Franchised businesses and other business opportunities have become a major portion of the retail business environment in America. Contact us to ask for one of our free checklists of things to consider before purchasing a franchise or business opportunity, and things to do before offering a franchise or business opportunity for sale.

Franchising offers the seller a method of rapidly expanding its distribution network with reduced capital outlay, while offering the buyer a “big brother” with the expertise to train the buyer to setup and operate a particular business without having prior experience.

Franchisors are also proud to point to Department of Commerce reports which show as much as 95% of franchised business succeed as compared to U.S. Small Business Administration reports which indicate that 65% of start-up businesses fail within the first five years of operation.

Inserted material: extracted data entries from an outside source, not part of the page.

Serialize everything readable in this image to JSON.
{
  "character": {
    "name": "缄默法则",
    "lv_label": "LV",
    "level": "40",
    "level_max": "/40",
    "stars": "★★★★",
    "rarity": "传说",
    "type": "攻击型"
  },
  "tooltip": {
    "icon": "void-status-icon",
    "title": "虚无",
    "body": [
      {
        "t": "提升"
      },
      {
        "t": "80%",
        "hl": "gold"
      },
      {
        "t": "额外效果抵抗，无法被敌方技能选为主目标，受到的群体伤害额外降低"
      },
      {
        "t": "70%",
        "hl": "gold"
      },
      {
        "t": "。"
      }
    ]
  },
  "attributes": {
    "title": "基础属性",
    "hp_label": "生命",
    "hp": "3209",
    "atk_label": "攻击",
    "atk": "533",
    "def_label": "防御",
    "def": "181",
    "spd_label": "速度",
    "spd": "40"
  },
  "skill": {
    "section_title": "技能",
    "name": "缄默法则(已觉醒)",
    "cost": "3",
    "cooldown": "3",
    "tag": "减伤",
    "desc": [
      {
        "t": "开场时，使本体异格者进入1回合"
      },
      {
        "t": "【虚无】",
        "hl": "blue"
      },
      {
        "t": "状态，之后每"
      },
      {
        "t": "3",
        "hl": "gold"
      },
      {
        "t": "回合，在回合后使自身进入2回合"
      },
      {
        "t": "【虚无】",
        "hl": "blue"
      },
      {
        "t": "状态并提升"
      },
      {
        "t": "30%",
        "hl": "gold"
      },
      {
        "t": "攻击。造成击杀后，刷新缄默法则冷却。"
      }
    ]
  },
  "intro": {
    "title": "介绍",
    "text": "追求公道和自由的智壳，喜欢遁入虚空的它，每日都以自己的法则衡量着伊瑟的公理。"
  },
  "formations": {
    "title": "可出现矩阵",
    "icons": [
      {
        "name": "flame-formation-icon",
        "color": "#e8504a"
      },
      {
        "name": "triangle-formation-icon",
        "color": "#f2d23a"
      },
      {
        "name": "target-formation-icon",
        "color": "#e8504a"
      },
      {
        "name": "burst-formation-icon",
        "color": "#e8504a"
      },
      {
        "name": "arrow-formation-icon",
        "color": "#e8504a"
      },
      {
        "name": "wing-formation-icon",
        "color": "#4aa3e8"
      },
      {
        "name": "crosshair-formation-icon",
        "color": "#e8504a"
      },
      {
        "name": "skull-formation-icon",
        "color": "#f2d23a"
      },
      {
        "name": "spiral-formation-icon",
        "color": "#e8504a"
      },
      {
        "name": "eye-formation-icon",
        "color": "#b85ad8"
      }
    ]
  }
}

The International Franchise Association (“IFA”), the franchise industry’s flagship trade organization of franchisors, franchisees and suppliers which is based in Washington, D.C., reports that, in 2000, most analysts estimated franchising companies and their franchisees accounted for $1 trillion in annual U.S. retail sales from 320,000 franchised small businesses in 75 industries. Moreover, franchising is said to account for more than 40 percent of all U.S. retail sales. An additional IFA funded study estimates that franchised businesses provided almost 10 million jobs, over $229 billion in payroll and produced over $624 billion in output during 2001. Such outlets range from gas stations and fast-food to real estate brokers and cleaning services.

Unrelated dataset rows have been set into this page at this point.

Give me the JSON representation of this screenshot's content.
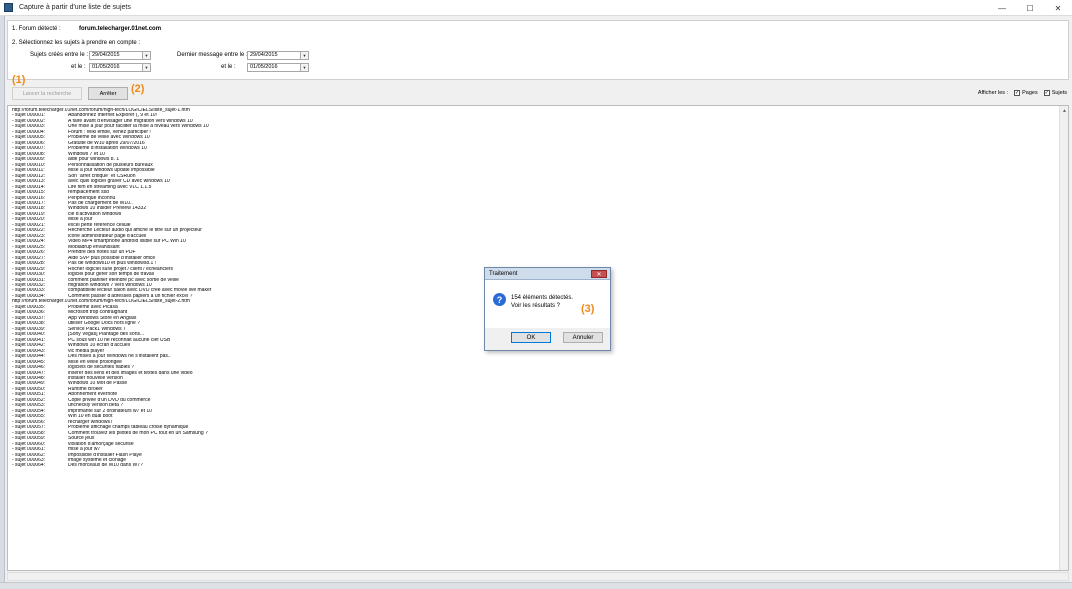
{
  "window": {
    "title": "Capture à partir d'une liste de sujets",
    "minimize": "—",
    "maximize": "☐",
    "close": "✕"
  },
  "steps": {
    "step1_label": "1.  Forum détecté :",
    "forum_name": "forum.telecharger.01net.com",
    "step2_label": "2.  Sélectionnez les sujets à prendre en compte :",
    "created_between_label": "Sujets créés entre le :",
    "created_and_label": "et le :",
    "last_msg_between_label": "Dernier message entre le :",
    "last_msg_and_label": "et le :",
    "created_from": "29/04/2015",
    "created_to": "01/05/2016",
    "last_from": "29/04/2015",
    "last_to": "01/05/2016"
  },
  "toolbar": {
    "launch_label": "Lancer la recherche",
    "stop_label": "Arrêter",
    "annotation_1": "(1)",
    "annotation_2": "(2)",
    "show_label": "Afficher les :",
    "pages_label": "Pages",
    "subjects_label": "Sujets"
  },
  "results": [
    "http://forum.telecharger.01net.com/forum/high-tech/LOGICIELS/liste_sujet-1.htm",
    [
      "- sujet 000001:",
      "Abandonnez Internet Explorer (, 9 et 10!"
    ],
    [
      "- sujet 000002:",
      "A faire avant d'envisager une migration vers windows 10"
    ],
    [
      "- sujet 000003:",
      "Une mise à jour pour faciliter la mise à niveau vers Windows 10"
    ],
    [
      "- sujet 000004:",
      "Forum : Wiki embe, venez participer !"
    ],
    [
      "- sujet 000005:",
      "Problème de veille avec Windows 10"
    ],
    [
      "- sujet 000006:",
      "Gratuité de W10 après 29/07/2016"
    ],
    [
      "- sujet 000007:",
      "Problème d'installation Windows 10"
    ],
    [
      "- sujet 000008:",
      "Windows 7 et 10"
    ],
    [
      "- sujet 000009:",
      "aide pour windows 8. 1"
    ],
    [
      "- sujet 000010:",
      "Personnalisation de plusieurs bureaux"
    ],
    [
      "- sujet 000011:",
      "Mise à jour windows update impossible"
    ],
    [
      "- sujet 000012:",
      "Son \"arrêt critique\" et CSRuon"
    ],
    [
      "- sujet 000013:",
      "avec quel logiciel graver CD avec windows 10"
    ],
    [
      "- sujet 000014:",
      "Lire film en streaming avec VLC 1.1.5"
    ],
    [
      "- sujet 000015:",
      "remplacement ssd"
    ],
    [
      "- sujet 000016:",
      "Périphérique inconnu"
    ],
    [
      "- sujet 000017:",
      "Pas de chargement de W10.."
    ],
    [
      "- sujet 000018:",
      "Windows 10 Insider Preview 14332"
    ],
    [
      "- sujet 000019:",
      "clé d'activation windows"
    ],
    [
      "- sujet 000020:",
      "Mise à jour"
    ],
    [
      "- sujet 000021:",
      "excel perte référence cellule"
    ],
    [
      "- sujet 000022:",
      "Recherche Lecteur audio qui affiche le titre sur un projecteur"
    ],
    [
      "- sujet 000023:",
      "icone administrateur page d'accueil"
    ],
    [
      "- sujet 000024:",
      "Video MP4 smartphone android lisible sur PC Win 10"
    ],
    [
      "- sujet 000025:",
      "Mobiadrup envahissant"
    ],
    [
      "- sujet 000026:",
      "Prendre des notes sur un PDF"
    ],
    [
      "- sujet 000027:",
      "Aide SVP plus possible d'installer office"
    ],
    [
      "- sujet 000028:",
      "Pas de windows10 et plus windows8.1 !"
    ],
    [
      "- sujet 000029:",
      "Rocher logiciel suivi projet / client / échéanciers"
    ],
    [
      "- sujet 000030:",
      "logiciel pour gérer son temps de travail"
    ],
    [
      "- sujet 000031:",
      "comment planifier éteindre pc avec sortie de veille"
    ],
    [
      "- sujet 000032:",
      "migration windows 7 vers windows 10"
    ],
    [
      "- sujet 000033:",
      "compatibilité lecteur salon avec DVD créé avec movie live maker"
    ],
    [
      "- sujet 000034:",
      "Comment passer d'adresses papiers à un fichier excel ?"
    ],
    "http://forum.telecharger.01net.com/forum/high-tech/LOGICIELS/liste_sujet-2.htm",
    [
      "- sujet 000035:",
      "Problème avec Picasa"
    ],
    [
      "- sujet 000036:",
      "Microsoft trop contraignant"
    ],
    [
      "- sujet 000037:",
      "App Windows Store en Anglais"
    ],
    [
      "- sujet 000038:",
      "utiliser Google Docs hors ligne ?"
    ],
    [
      "- sujet 000039:",
      "Service Pack1 Windows 7"
    ],
    [
      "- sujet 000040:",
      "[Sony Vegas] Plantage des sons..."
    ],
    [
      "- sujet 000041:",
      "PC sous win 10 ne reconnait aucune clef USB"
    ],
    [
      "- sujet 000042:",
      "Windows 10 écran d'accueil"
    ],
    [
      "- sujet 000043:",
      "vlc media player"
    ],
    [
      "- sujet 000044:",
      "Des mises à jour Windows ne s'installent pas.."
    ],
    [
      "- sujet 000045:",
      "Mise en veille prolongée"
    ],
    [
      "- sujet 000046:",
      "logiciels de sécurités fiables ?"
    ],
    [
      "- sujet 000047:",
      "insérer des liens et des images et textes dans une vidéo"
    ],
    [
      "- sujet 000048:",
      "installer nouvelle version"
    ],
    [
      "- sujet 000049:",
      "Windows 10 Mot de Passe"
    ],
    [
      "- sujet 000050:",
      "Runtime Broker"
    ],
    [
      "- sujet 000051:",
      "Abonnement evernote"
    ],
    [
      "- sujet 000052:",
      "Copie privée d'un DVD du commerce"
    ],
    [
      "- sujet 000053:",
      "uncheckly version beta ?"
    ],
    [
      "- sujet 000054:",
      "imprimante sur 2 ordinateurs w7 et 10"
    ],
    [
      "- sujet 000055:",
      "Win 10 en dual boot"
    ],
    [
      "- sujet 000056:",
      "recharger windows7"
    ],
    [
      "- sujet 000057:",
      "Problème affichage champs tableau croisé dynamique"
    ],
    [
      "- sujet 000058:",
      "Comment trouvez les pilotes de mon PC tout en un Samsung ?"
    ],
    [
      "- sujet 000059:",
      "Source jeux"
    ],
    [
      "- sujet 000060:",
      "violation d'amorçage sécurisé"
    ],
    [
      "- sujet 000061:",
      "mise à jour w7"
    ],
    [
      "- sujet 000062:",
      "Impossible d'installer Flash Playe"
    ],
    [
      "- sujet 000063:",
      "image système et clonage"
    ],
    [
      "- sujet 000064:",
      "Des morceaux de W10 dans W7?"
    ]
  ],
  "dialog": {
    "title": "Traitement",
    "close": "✕",
    "icon": "?",
    "line1": "154 éléments détectés.",
    "line2": "Voir les résultats ?",
    "annotation_3": "(3)",
    "ok": "OK",
    "cancel": "Annuler"
  },
  "colors": {
    "annotation": "#ef8a18",
    "accent": "#0078d7"
  }
}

For more than a decade, the Federal Trade Commission has required “plain English” disclosures of required information aimed at increasing the ability of prospective franchisees to make more informed buying decisions. In addition, some states’ laws require registration of offering circulars before a franchise many be lawfully sold.

Despite the fact that more information is disseminated to prospective franchisees than ever before, the franchising industry still suffers from a perception of continuing improper sales practices. The U.S. Congress has considered proposed federal franchisee rights and relationship legislation, but not yet enacted any provisions into law. However, the Federal Trade Commission has long standing disclosure requirements aimed at increasing the ability of prospective franchisees to make more informed buying decisions. In response to state and federal legislative pressures, the International Franchise Association has adopted a Code of Ethics which its franchisor members are urged to follow.

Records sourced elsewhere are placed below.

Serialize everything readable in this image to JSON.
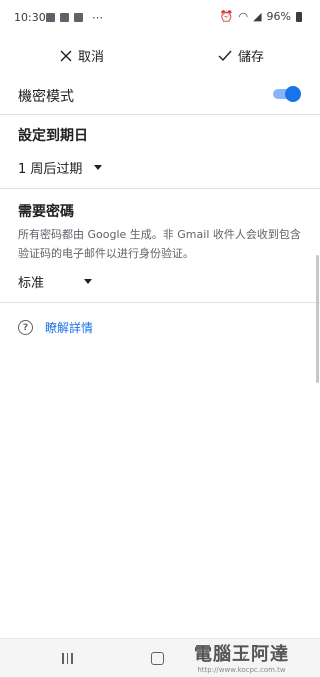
{
  "status_bar": {
    "time": "10:30",
    "more": "⋯",
    "battery": "96%"
  },
  "topbar": {
    "cancel_label": "取消",
    "save_label": "儲存"
  },
  "confidential": {
    "label": "機密模式",
    "enabled": true
  },
  "expiry": {
    "title": "設定到期日",
    "selected": "1 周后过期"
  },
  "passcode": {
    "title": "需要密碼",
    "description": "所有密码都由 Google 生成。非 Gmail 收件人会收到包含验证码的电子邮件以进行身份验证。",
    "selected": "标准"
  },
  "learn_more": {
    "label": "瞭解詳情"
  },
  "watermark": {
    "text": "電腦王阿達",
    "url": "http://www.kocpc.com.tw"
  }
}
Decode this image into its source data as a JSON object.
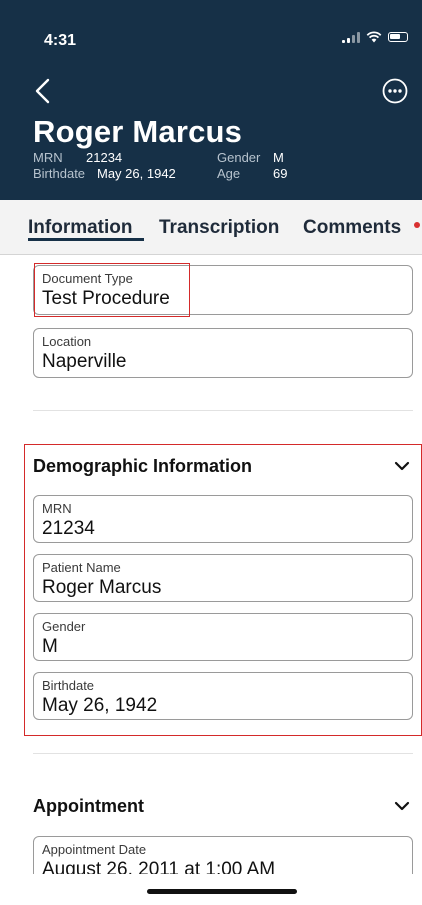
{
  "status_bar": {
    "time": "4:31"
  },
  "header": {
    "patient_name": "Roger Marcus",
    "mrn_label": "MRN",
    "mrn_value": "21234",
    "gender_label": "Gender",
    "gender_value": "M",
    "birthdate_label": "Birthdate",
    "birthdate_value": "May 26, 1942",
    "age_label": "Age",
    "age_value": "69"
  },
  "tabs": [
    {
      "label": "Information",
      "selected": true
    },
    {
      "label": "Transcription",
      "selected": false
    },
    {
      "label": "Comments",
      "selected": false,
      "badge": true
    }
  ],
  "fields_top": [
    {
      "label": "Document Type",
      "value": "Test Procedure"
    },
    {
      "label": "Location",
      "value": "Naperville"
    }
  ],
  "demographic": {
    "title": "Demographic Information",
    "fields": [
      {
        "label": "MRN",
        "value": "21234"
      },
      {
        "label": "Patient Name",
        "value": "Roger Marcus"
      },
      {
        "label": "Gender",
        "value": "M"
      },
      {
        "label": "Birthdate",
        "value": "May 26, 1942"
      }
    ]
  },
  "appointment": {
    "title": "Appointment",
    "fields": [
      {
        "label": "Appointment Date",
        "value": "August 26, 2011 at 1:00 AM"
      }
    ]
  },
  "colors": {
    "header_bg": "#163047",
    "highlight": "#d42a2a",
    "badge": "#d93030"
  },
  "icons": [
    "back-chevron-icon",
    "more-options-icon",
    "chevron-down-icon",
    "signal-icon",
    "wifi-icon",
    "battery-icon"
  ]
}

What does all of this mean to an entrepreneur interested in purchasing a franchised business? Any grandmother will tell you that an ounce of prevention is worth a pound of cure. The franchise buyer should be aware that no law can replace the need to obtain a careful review of the franchise documents by an attorney knowledgeable in the state and federal laws which pertain to the sale of franchised businesses and the franchise relationship. The buyer should also properly investigate the franchised business before the purchase takes place. Talking with current and past franchisees is a great way to get a feel for what operating the particular business is really like.

Finally, consult a qualified business advisor who can properly evaluate the opportunity apart from its “sizzle”, and look only at its financial merits. Particular attention should be given to the related issues of sales seasonality, cash flow and adequate capitalization. Business advisors generally agree that most small businesses fail due to their being undercapitalized. This occurs when business owners fail to invest sufficient cash in the business when it is formed, and later do not have sufficient cash reserves or are unwilling to invest further in the business. During periods of seasonally lowered sales, which are common in most businesses, the undercapitalized business does not have sufficient capital with which to ride-out the reduced cash flow. The result is an inability to timely pay the business’ expenses. If the business has questionable viability in these or other areas, a more studied approach should be undertaken.